Mom: OH, YES. I HEARD ANN TELL ____, OH, UM. WELL, ANN TOLD SOMEONE THAT SAME THING. I CAN'T THINK OF HER NAME.
Me: (I guessed each of Ann's children)
Mom: NO, NO. UM, YOUR SISTER. WHO LIVES IN MILWAUKEE.
Me: OH, MARIE. ANN TOLD MARIE THE SAME THING?
We'd just spent three days together and Marie never left Mom's side, but Mom couldn't remember her name.
All of this to say, my heart is sad. I fear Mom is slipping away. There are things my parents have done and said that have hurt me over the years. I struggle with Mom's closeness with my two sisters. My sisters demand that closeness though, rely on it - and I do believe I'm more independent, less needy, and ultimately stronger because of my original thinking, and clearer vision of reality. Still, knowing I'm left out of things hasn't been easy.
I've decided that I can't afford to let anger and frustration interfere with my relationship with my folks. I'm choosing to move past it, fearing that when they are gone I'll regret allowing my frustrations to taint our interactions. My parents live closer to me than any of their offspring. I can walk there in under 10 minutes (running there in 12 min, I KID).

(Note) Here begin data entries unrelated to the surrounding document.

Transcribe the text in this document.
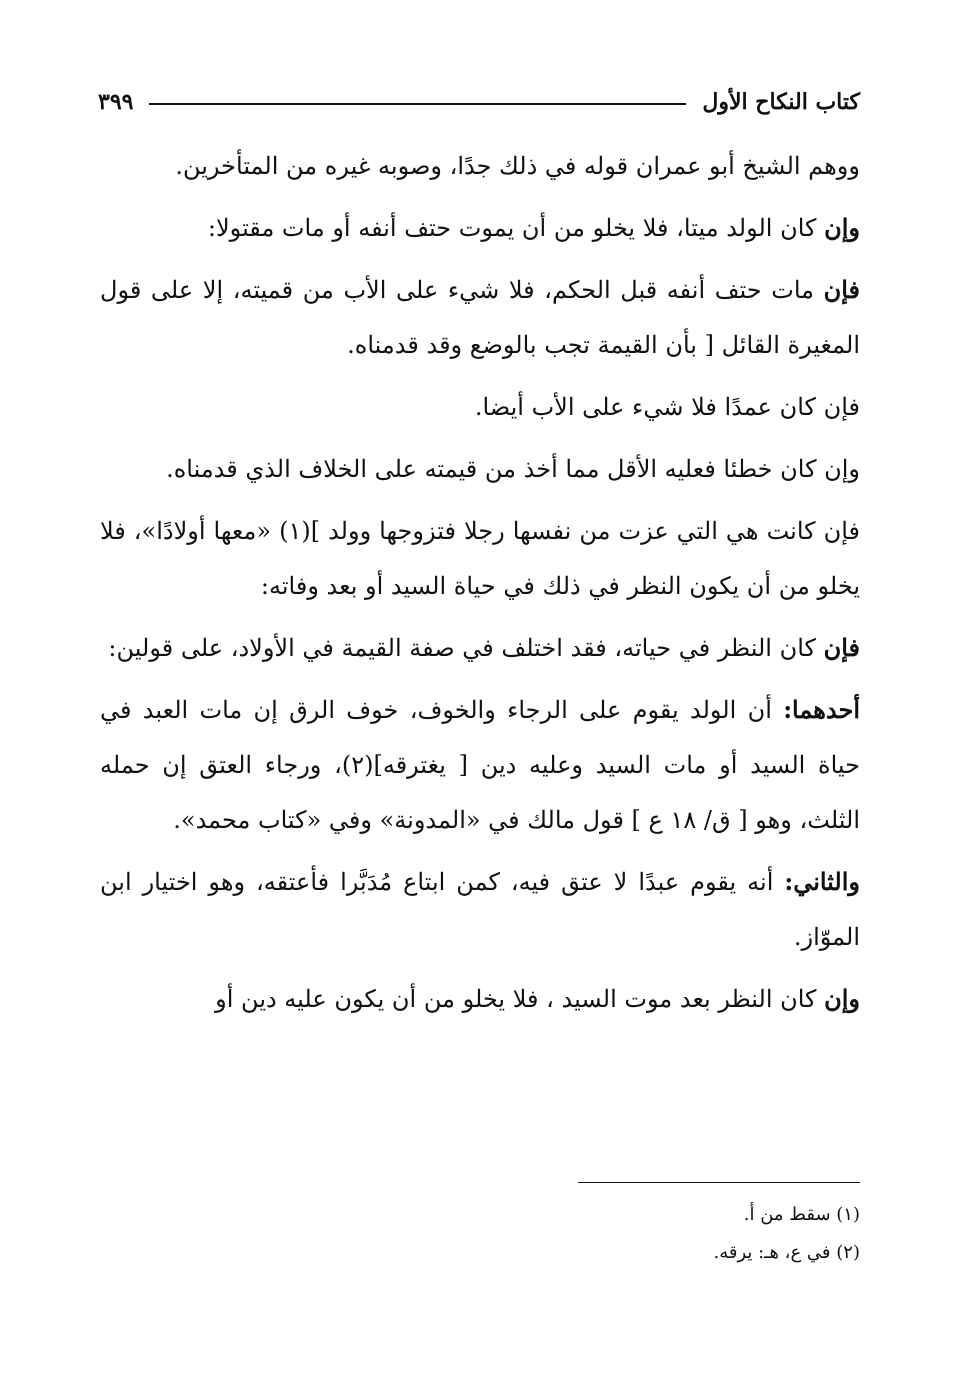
كتاب النكاح الأول
٣٩٩

ووهم الشيخ أبو عمران قوله في ذلك جدًا، وصوبه غيره من المتأخرين.

وإن كان الولد ميتا، فلا يخلو من أن يموت حتف أنفه أو مات مقتولا:

فإن مات حتف أنفه قبل الحكم، فلا شيء على الأب من قميته، إلا على قول المغيرة القائل [ بأن القيمة تجب بالوضع وقد قدمناه.

فإن كان عمدًا فلا شيء على الأب أيضا.

وإن كان خطئا فعليه الأقل مما أخذ من قيمته على الخلاف الذي قدمناه.

فإن كانت هي التي عزت من نفسها رجلا فتزوجها وولد ](١) «معها أولادًا»، فلا يخلو من أن يكون النظر في ذلك في حياة السيد أو بعد وفاته:

فإن كان النظر في حياته، فقد اختلف في صفة القيمة في الأولاد، على قولين:

أحدهما: أن الولد يقوم على الرجاء والخوف، خوف الرق إن مات العبد في حياة السيد أو مات السيد وعليه دين [ يغترقه](٢)، ورجاء العتق إن حمله الثلث، وهو [ ق/ ١٨ ع ] قول مالك في «المدونة» وفي «كتاب محمد».

والثاني: أنه يقوم عبدًا لا عتق فيه، كمن ابتاع مُدَبَّرا فأعتقه، وهو اختيار ابن الموّاز.

وإن كان النظر بعد موت السيد ، فلا يخلو من أن يكون عليه دين أو

(١) سقط من أ.

(٢) في ع، هـ: يرقه.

I'm making more of an effort to stop by and see them, or to invite them over, which they won't always agree to. Because my sisters literally monopolize them, this is the only solution I can come up with - box my sisters out (this is a basketball defensive move where one blocks another with her body in order to get good positioning to rebound, lest you think I might be considering boxing with someone), so I can enjoy some time with my folks minus my hovering, controlling sisters.
To be clear, I never stopped having a relationship with them or stopped talking to them. I'm just not great at planning out visits. Tis the nature of our busy life, while both my sisters are practically empty nesters.For example, on Mother's Day, I walked over to give Mom her card. No one was home. Coach and I finished our walk and I left the card on her porch. Later Mom called me, thanked me for the card. She told me that she saw me walk by with Coach from the window of the restaurant in their neighborhood where she and Dad were having lunch with Ann. It was Mother's Day, and Ann couldn't text me to say - HEY, COME INSIDE AND SAY HI. WE JUST SAW YOU WALK BY.
Mom even pointed out that they saw me walk by at the start of my loop and AGAIN at the end of my loop. So, twice. Really? You couldn't walk to the door and say hi? Mom doesn't have a phone (remember? stubborn).
Mom said she and Dad had gone over to Pat's house in the evening on Mother's Day to listen to an Irish band practice he was hosting. It was irritating to not get to see her on Mother's Day, but par for the course.
I have a few funny stories of my recent encounters with my folks. You know what I've decided is the least elderly-friendly experience of all time? The DMV. One day soon, I'll explain. Dang, so much to talk about, and only two posts a week.
Do your elderly relatives manage things like the internet, DMV, remote controls? Do your people visit the doctor? Do you know anyone who has gone down hill memory-wise since being confined by covid?